By being their own agents of change, the Black, Brown, Asian, multiethnic, and immigrant women who make up the majority of California’s family child care (FCC) and family, friend, and neighbor (FFN) workforce have secured billions of dollars and an unprecedented investment in their futures. 

The element of the newly passed contract that may have the greatest impact on equitable system reform is the embedded promise from the state to pursue a fundamental shift in the way it will fund child care. Currently, child care reimbursement rates are based on the 2018 regional market rate: the price parents could afford to pay in 2018. However, under the new terms of the contract, the state pledges to reopen negotiations for reimbursement rates once the California Department of Social Services receives approval from the federal Office of Child Care to move the strategy to a cost-based approach. If finalized, California will become just the third state to utilize rates that reflect the actual costs of care. 

For decades, child care reimbursement rates have remained well below the cost of care, causing a host of problems for both families and the workforce. Basing the rate on the regional market rate (i.e., what families in the community can afford) has amounted to an inequitable distribution of child care funding and poor compensation. As a result, this strategy allows poor teacher well-being and low staff recruitment and retention rates to persist. Child care workers—family child care workers, in particular—remain at nearly the bottom percentile of all ranked occupations in pay. By using a cost-driven methodology for setting rates, adequate and equitable salaries can be factored into the cost of child care, breaking the cycle of low wages and economic instability for the workforce. Therefore, the state’s commitment to a new cost-based methodology for setting rates is a major step toward equity for an essential sector of our education and care system that has been plagued with enduring inequities. 

However, the benefits for this underserved and undervalued diverse workforce remain limited. It's important to understand that the contract provisions and the alternative rate-setting approach will only reach those child care programs that operate within the subsidy system. We estimate that 46 percent of large family child care homes, 61 percent of small family child care homes, and 45 percent of ECE centers receive no public funding and will not benefit from these changes as a result. 

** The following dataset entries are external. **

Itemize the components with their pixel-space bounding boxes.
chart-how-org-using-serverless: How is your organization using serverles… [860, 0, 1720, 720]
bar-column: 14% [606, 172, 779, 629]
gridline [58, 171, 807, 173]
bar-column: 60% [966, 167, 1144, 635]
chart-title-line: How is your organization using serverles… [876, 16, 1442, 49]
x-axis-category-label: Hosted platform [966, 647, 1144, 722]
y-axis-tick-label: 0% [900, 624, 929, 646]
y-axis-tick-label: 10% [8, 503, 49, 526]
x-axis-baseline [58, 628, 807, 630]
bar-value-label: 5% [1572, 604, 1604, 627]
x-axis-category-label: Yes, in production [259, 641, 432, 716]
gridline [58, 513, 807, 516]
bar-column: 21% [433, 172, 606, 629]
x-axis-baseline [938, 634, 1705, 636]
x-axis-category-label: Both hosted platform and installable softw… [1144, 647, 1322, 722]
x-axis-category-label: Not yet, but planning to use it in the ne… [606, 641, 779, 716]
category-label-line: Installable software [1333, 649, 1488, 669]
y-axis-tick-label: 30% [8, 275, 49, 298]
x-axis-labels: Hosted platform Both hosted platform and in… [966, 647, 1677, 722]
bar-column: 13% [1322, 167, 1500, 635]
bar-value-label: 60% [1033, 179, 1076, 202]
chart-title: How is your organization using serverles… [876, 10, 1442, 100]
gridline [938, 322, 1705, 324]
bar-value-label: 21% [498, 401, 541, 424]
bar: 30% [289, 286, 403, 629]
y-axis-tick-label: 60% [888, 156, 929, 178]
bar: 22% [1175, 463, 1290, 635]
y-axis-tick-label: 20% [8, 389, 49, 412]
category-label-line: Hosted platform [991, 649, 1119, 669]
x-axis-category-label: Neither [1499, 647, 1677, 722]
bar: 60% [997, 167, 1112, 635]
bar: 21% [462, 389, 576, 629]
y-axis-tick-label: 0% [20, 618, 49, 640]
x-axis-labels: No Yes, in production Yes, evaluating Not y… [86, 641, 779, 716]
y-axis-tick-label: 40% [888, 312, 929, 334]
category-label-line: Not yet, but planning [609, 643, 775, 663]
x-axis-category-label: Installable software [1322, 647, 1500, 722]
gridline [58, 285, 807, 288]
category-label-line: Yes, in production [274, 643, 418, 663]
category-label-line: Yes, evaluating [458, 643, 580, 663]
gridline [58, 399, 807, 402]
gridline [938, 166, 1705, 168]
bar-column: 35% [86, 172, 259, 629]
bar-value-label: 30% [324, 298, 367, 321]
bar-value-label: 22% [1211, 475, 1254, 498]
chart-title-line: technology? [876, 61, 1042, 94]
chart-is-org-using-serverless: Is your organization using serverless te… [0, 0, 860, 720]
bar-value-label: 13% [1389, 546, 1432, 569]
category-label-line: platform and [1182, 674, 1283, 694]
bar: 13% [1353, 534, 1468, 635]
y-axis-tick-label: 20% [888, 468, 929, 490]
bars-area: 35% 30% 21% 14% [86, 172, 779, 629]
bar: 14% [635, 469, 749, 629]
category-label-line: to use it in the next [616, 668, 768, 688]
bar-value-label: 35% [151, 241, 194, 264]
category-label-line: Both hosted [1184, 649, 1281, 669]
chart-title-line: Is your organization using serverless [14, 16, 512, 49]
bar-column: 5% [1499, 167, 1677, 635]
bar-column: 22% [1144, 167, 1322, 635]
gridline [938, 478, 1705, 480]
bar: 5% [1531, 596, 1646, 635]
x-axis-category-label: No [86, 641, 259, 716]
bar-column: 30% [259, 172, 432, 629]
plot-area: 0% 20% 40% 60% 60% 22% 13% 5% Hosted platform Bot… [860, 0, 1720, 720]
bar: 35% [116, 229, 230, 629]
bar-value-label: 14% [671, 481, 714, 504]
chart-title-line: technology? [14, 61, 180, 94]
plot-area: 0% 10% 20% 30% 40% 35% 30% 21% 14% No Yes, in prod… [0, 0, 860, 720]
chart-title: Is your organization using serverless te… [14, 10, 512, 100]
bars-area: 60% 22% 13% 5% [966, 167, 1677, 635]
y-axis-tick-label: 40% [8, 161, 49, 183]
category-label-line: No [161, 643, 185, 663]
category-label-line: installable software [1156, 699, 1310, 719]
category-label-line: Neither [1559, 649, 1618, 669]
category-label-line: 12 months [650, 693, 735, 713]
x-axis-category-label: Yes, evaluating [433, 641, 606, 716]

At the root of the problem is the fundamental truth that the child care system is essentially designed to be a social welfare program for parents, benefiting only those who are “eligible” with some support, some of the time. The professionals who provide the care are a structural afterthought. A more universal approach is needed, one that starts with the premise that early care and education is a public good. Our ECE system can and should be made equitably available and equitably managed as a natural beginning point of the education system in our state and the nation. 

Until that premise is understood and promoted by policymakers and their electorate, investments like these will produce limited impact, while exacerbating deeply embedded inequities among educators and programs. With the implementation of an alternative cost-based approach to setting reimbursement rates, the women of color and immigrant women leading the charge are slowly turning the tide. This landmark contract brings us closer to the broader reforms we need to benefit all of California’s families with young children and the early educators who support them.